Identification and Estimation in Fuzzy Regression Discontinuity Designs with Covariates
Carolina Caetano, Gregorio Caetano, Juan Carlos Escanciano
TL;DR
This paper develops a unified framework for identification and estimation of WLATEs in fuzzy RDDs with covariates, showing that a broad class of point-identified WLATEs can be represented as Wald ratios using covariate-derived instruments. It identifies the Compliance-Weighted LATE (CWLATE) as the WLATE with maximal alignment to the first-stage information, expressed as $\beta_{CW} = \frac{\mathbb{E}[\delta_X(W)\delta_Y(W)]}{\mathbb{E}[\delta_X(W)^2]}$, and provides simple plug-in estimators with robust bias-corrected inference for discrete covariates.

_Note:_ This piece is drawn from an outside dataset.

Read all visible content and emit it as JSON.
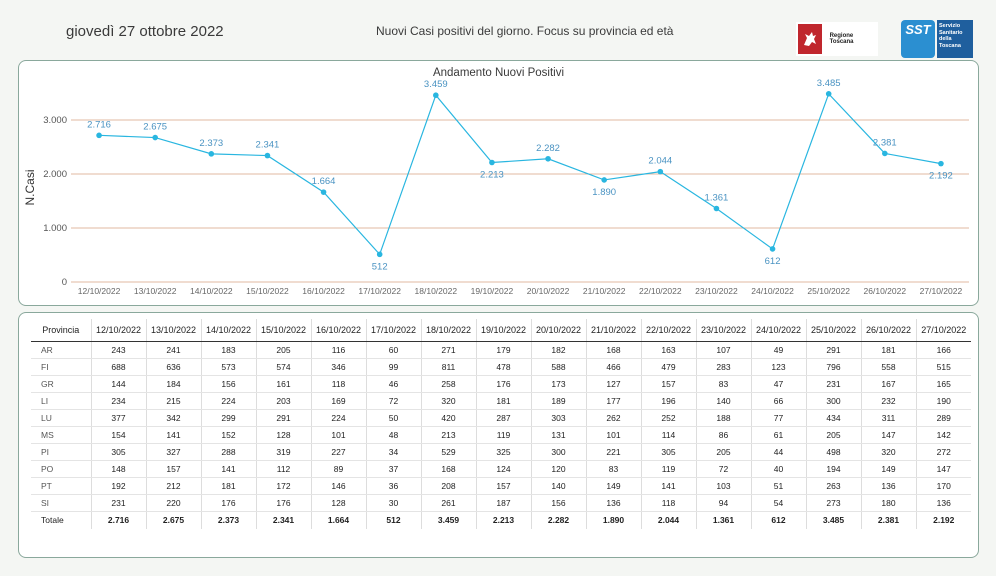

The authors develop a local-linear, stacked estimation approach, a delta-method expansion, and RBC methods, along with MSE-optimal bandwidth selectors, enabling practical CWLATE implementation within standard RDD toolkits. Monte Carlo simulations show that CWLATE improves stability and often lowers MSE relative to standard fuzzy RDD estimators when compliance varies by covariates, and an empirical application to Uruguay’s cash-transfer program demonstrates precise, substantively meaningful effects on low birthweight among compliers. Overall, CWLATE offers a credible, more informative estimand when first-stage variation is heterogeneous, enhancing policy-relevant conclusions in fuzzy RDDs with covariates.
Abstract
We study fuzzy regression discontinuity designs with covariates and characterize the weighted averages of conditional local average treatment effects (WLATEs) that are point identified. Any identified WLATE equals a Wald ratio of conditional reduced-form and first-stage discontinuities. We highlight the Compliance-Weighted LATE (CWLATE), which weights cells by squared first-stage discontinuities and maximizes first-stage strength. For discrete covariates, we provide simple estimators and robust bias-corrected inference. In simulations calibrated to common designs, CWLATE improves stability and reduces mean squared error relative to standard fuzzy RDD estimators when compliance varies. An application to Uruguayan cash transfers during pregnancy yields precise RDD-based effects on low birthweight.